In connection with the Reorganization Transactions, the Parent merged with and into the Member. The Company recorded contingent consideration equal to the fair value of the shares issued in connection with the Rumble acquisition of $23,100 and $10,600 receivable from shareholder for debt financing provided to the Rumble seller. The shares issued to the Rumble seller are treated as a liability on the Company's balance sheet as they are subject to vesting conditions. The fair value of the contingent consideration is measured at estimated fair value using a Monte Carlo simulation analysis. During the years ended December 31, 2022 and 2021, the Company recorded an increase of $7,340 and $25,100 to contingent consideration, which was recorded as acquisition and transaction expenses (income), respectively. During the year ended December 31, 2022, the contingency related to 1,300 shares of Class A common stock expired and the $27,850 contingent consideration related to those shares was reclassified to additional paid-in capital. At December 31, 2022 and 2021, contingent consideration totals $27,690 and $48,200, recorded as contingent consideration from acquisitions in the consolidated balance sheets, respectively.

In connection with the October 2021 acquisition of BFT, the Company agreed to pay contingent consideration to the Seller consisting of quarterly cash payments based on the sales of the Franchise System and equipment packages in the U.S. and Canada, as well as a percentage of royalties collected by the Company, provided that aggregate minimum payments of $5,000 AUD (approximately $3,694 USD based on the currency exchange rate as of the purchase date) are required to be paid to the Seller for the two-year period ending December 31, 2023 and the aggregate amount of such payments for the two-year period ending December 31, 2023 is subject to a maximum of $14,000 AUD (approximately $10,342 USD based on the currency exchange rate as of the purchase date). At the acquisition date, the Company determined that the fair value of the estimated contingent consideration liability was $9,388. During the years ended December 31, 2022 and 2021, the Company recorded ($4,634) and $130 of contingent consideration, which was recorded as interest expense of $646 and $130, and acquisition and transaction expenses (income) of ($5,280) and $0, respectively. In addition, during the year ended December 31, 2022, the Company paid $2,190 of contingent consideration. At December 31, 2022 and 2021, contingent consideration was $2,203 and $3,678 recorded as accrued expenses, respectively, and $492 and $5,841 recorded as contingent consideration from acquisitions, respectively, in the consolidated balance sheets.

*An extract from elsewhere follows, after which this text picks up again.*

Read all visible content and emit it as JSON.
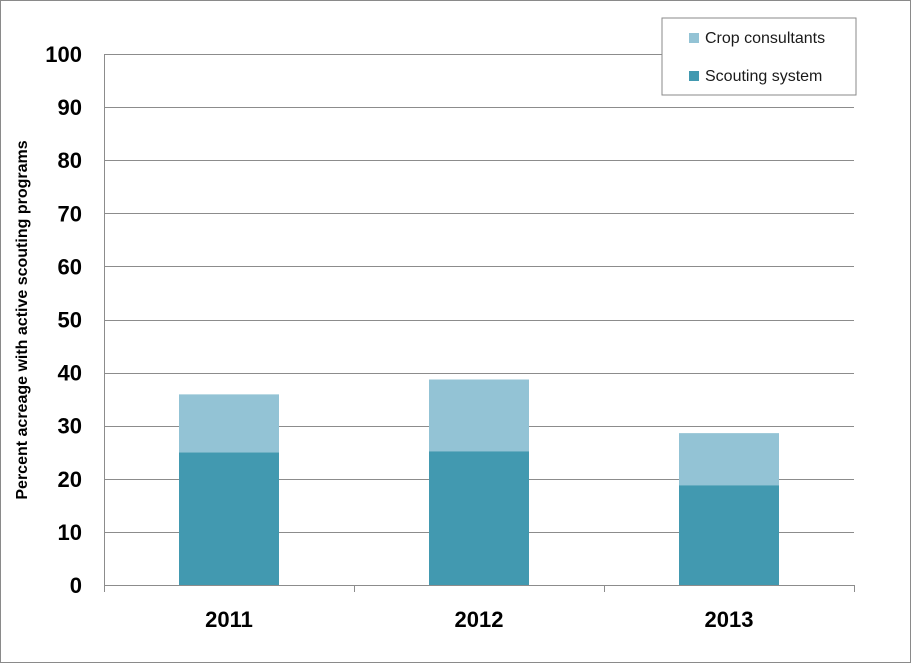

Letter of credit In July 2022, the Company issued a $750 standby letter of credit to a third-party financing company, who provides loans to the Company's qualified franchisees. The standby letter of credit is contingent upon the failure of franchisees to perform according to the terms of underlying contracts with the third party. The Company deposited cash in a restricted account as collateral for the standby letter of credit. The Company has determined the fair value of these guarantees at inception is not material, and as of December 31, 2022, no accrual has been recorded for the Company’s potential obligation under its guaranty arrangement.

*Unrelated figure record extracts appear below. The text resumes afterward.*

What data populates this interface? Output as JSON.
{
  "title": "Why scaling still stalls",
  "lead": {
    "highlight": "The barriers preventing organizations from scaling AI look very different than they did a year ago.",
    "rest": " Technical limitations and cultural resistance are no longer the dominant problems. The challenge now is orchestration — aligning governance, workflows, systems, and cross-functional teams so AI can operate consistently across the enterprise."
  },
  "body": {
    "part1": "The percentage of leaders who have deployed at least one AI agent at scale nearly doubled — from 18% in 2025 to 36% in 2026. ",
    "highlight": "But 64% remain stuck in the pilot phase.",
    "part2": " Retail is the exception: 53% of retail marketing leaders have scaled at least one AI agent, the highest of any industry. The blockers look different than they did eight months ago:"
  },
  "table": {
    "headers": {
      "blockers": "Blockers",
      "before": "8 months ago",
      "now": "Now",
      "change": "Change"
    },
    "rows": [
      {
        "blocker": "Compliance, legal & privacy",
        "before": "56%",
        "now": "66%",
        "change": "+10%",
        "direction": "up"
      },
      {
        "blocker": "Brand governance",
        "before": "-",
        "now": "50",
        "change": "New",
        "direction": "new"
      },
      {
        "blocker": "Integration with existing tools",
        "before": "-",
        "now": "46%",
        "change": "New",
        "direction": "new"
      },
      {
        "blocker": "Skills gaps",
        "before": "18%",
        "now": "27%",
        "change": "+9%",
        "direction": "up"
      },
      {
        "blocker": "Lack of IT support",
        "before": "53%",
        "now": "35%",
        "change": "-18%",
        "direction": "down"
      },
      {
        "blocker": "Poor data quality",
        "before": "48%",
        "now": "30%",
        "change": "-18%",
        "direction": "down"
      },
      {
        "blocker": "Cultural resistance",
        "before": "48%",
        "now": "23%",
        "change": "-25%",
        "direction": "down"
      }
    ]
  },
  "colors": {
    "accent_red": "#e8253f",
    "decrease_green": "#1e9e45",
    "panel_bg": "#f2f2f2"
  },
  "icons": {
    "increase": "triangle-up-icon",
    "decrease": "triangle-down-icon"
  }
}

The Company has guaranteed lease agreements for certain franchisees. The Company’s maximum obligation, as a result of its guarantees of leases, is approximately $1,357 and $927 as of December 31, 2022 and 2021, respectively, and would only require payment upon default by the primary obligor. The Company has determined the fair value of these guarantees at inception is not material, and as of December 31, 2022 and 2021, no accrual has been recorded for the Company’s potential obligation under its guaranty arrangement.